O tempo dos dias atuais é fugidio, escorre pelas mãos, quando achamos que o capturamos, ele se esvai. Nada permanece, as relações se vão, logo seremos esquecidos, não importa o nosso nível de importância. Como disse Ruy Castro em sua coluna no jornal a Folha de S.Paulo na matéria “Nomes que passam”: “Acho que a memória do nome de Steve Jobs mal sobreviverá ao fim da década […] É o destino dos inventores. Seus inventos ficam ou não. Mas eles se evaporam”. É lamentável dizer, mas Ruy Castro tem razão.

Rubem Alves traz a reflexão de Drummond sobre Cecília Meireles: “Não me parecia criatura inquestionavelmente real; por mais que aferisse os traços positivos de sua presença entre nós, marcada por gestos de cortesia e sociabilidade, restava-me sempre a impressão de que ela não estava onde nós a víamos… Por onde erraria a verdadeira Cecília, que, respondendo à indagação de um curioso, admitiu ser seu principal defeito ‘uma certa ausência do mundo'”?
Com isso o escritor desabafa: “Deve ser alguma doença que ataca preferencialmente os velhos e os poetas. A Cecília descrevia o tempo da sua avó com ‘uma ausência que se demorava’. E Rilke se perguntava: ‘Quem assim nos fascinou para que tivéssemos um olhar de despedida em tudo o que fazemos?’ O sintoma dessa doença é aquilo que a Cecília disse: uma certa ausência do mundo”.

Padecer de uma “ausência do mundo” como patologia da velhice é uma incoerência. Como já foi dito, talvez com outras palavras, nascemos com “um olhar de despedida”. A questão é que não nos damos conta disto. É ilusão pensar que a juventude faz as coisas serem permanentes e a velhice nos leva aos “adeus” constante. A cada dia um novo “adeus” e um velho “olá”.

Como se não bastasse os grandes escritores, Rubem Alves nos brinda com o inexplicável: “O místico Ângelus Silésius já havia notado que temos dois olhos, cada um deles vendo mundos diferentes: ‘Temos dois olhos. Com um, vemos as coisas do tempo, efêmeras, que desaparecem. Com o outro, vemos as coisas da alma, eternas, que permanecem’. Jornais são seres do tempo. Notícias: coisas do dia, que amanhã estarão mortas.

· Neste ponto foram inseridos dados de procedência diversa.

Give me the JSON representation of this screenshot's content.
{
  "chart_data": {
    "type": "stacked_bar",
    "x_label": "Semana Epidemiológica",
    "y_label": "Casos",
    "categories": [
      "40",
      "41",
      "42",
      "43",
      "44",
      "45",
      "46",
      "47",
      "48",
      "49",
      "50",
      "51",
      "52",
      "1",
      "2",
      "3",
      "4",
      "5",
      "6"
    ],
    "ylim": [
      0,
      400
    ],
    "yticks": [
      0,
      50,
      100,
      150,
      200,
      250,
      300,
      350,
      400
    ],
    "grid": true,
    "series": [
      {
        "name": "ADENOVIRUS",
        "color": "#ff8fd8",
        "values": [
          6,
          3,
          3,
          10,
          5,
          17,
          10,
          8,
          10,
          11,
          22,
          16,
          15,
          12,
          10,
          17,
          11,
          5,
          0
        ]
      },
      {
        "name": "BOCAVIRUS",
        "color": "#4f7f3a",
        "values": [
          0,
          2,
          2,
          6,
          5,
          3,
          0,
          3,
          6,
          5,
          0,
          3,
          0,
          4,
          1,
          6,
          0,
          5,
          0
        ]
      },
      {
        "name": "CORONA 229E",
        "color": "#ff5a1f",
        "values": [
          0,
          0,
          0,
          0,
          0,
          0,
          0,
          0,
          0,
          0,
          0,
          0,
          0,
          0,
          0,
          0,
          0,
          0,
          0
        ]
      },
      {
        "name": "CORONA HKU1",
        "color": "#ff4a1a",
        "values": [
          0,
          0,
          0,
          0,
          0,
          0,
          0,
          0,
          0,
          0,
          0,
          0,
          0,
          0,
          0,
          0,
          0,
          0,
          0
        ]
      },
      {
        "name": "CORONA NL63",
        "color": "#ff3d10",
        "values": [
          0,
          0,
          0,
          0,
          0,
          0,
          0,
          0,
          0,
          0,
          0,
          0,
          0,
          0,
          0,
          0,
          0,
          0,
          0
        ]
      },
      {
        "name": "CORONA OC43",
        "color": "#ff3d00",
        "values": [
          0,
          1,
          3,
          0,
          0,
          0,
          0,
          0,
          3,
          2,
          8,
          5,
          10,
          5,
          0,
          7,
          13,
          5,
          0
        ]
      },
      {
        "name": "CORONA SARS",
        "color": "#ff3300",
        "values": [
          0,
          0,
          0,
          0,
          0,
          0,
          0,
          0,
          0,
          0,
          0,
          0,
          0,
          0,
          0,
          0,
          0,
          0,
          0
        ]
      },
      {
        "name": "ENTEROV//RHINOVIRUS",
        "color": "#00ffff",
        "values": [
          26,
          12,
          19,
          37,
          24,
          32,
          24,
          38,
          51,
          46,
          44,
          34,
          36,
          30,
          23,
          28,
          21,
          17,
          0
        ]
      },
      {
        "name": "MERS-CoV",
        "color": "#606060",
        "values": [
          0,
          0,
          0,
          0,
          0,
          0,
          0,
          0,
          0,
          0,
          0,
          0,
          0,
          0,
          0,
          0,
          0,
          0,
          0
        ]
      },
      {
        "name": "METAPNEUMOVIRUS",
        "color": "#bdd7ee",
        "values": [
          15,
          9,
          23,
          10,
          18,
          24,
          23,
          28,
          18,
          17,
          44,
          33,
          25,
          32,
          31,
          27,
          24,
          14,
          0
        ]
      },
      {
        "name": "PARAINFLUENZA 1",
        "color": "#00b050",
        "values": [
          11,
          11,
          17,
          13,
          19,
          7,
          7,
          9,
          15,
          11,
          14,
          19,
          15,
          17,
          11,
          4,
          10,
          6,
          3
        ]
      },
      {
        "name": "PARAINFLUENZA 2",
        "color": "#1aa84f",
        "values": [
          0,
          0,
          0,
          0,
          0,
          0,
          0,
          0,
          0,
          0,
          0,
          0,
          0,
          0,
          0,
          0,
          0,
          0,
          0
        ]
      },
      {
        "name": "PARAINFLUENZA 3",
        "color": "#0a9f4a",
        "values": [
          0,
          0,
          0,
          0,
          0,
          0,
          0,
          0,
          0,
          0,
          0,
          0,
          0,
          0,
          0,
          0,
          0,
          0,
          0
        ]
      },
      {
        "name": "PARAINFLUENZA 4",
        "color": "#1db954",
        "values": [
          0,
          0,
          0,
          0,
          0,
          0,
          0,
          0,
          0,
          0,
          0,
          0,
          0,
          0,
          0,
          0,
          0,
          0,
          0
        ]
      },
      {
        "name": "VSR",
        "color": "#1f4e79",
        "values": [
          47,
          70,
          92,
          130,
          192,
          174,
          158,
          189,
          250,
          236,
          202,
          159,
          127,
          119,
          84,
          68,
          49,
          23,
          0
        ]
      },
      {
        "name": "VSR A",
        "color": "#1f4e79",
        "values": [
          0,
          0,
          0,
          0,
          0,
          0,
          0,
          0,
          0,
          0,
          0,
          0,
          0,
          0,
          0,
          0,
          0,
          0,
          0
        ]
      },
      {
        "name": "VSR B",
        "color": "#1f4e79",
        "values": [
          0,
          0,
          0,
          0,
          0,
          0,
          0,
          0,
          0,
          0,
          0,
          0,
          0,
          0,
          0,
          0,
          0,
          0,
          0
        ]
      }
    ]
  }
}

É exatamente por isso que precisamos dos dois olhos. Pela janela de um, vemos as coisas que passam, que nos fazem vaidosos, narcisistas, com um desejo voraz de brilhar continuamente e de abandonar, quando o nosso brilho já não é mais o mesmo. Pela fresta do outro, vemos o inacessível, uma certa substância que fere e nos torna cegos, até para as coisas da alma. Um não vive sem outro, por isso é vida. Quando um se tornar independente do outro, nos separamos da matéria, da carcaça e quem sabe, encontraremos aquilo que chamamos alma.
Rubem Alves finaliza tristemente: “E é por isso vou parar de escrever: porque estou velho, porque estou cansado, porque minha alma anda pelos caminhos do Robert Frost, porque quero me livrar dos malditos deveres que me dão ordens desde que me conheço por gente…”
Assim passa mais um herói, talvez não tão herói como imaginávamos.

Referências
ALVES, R. (2011). Despedida. Disponível Aqui. Acesso em 03/11/2011.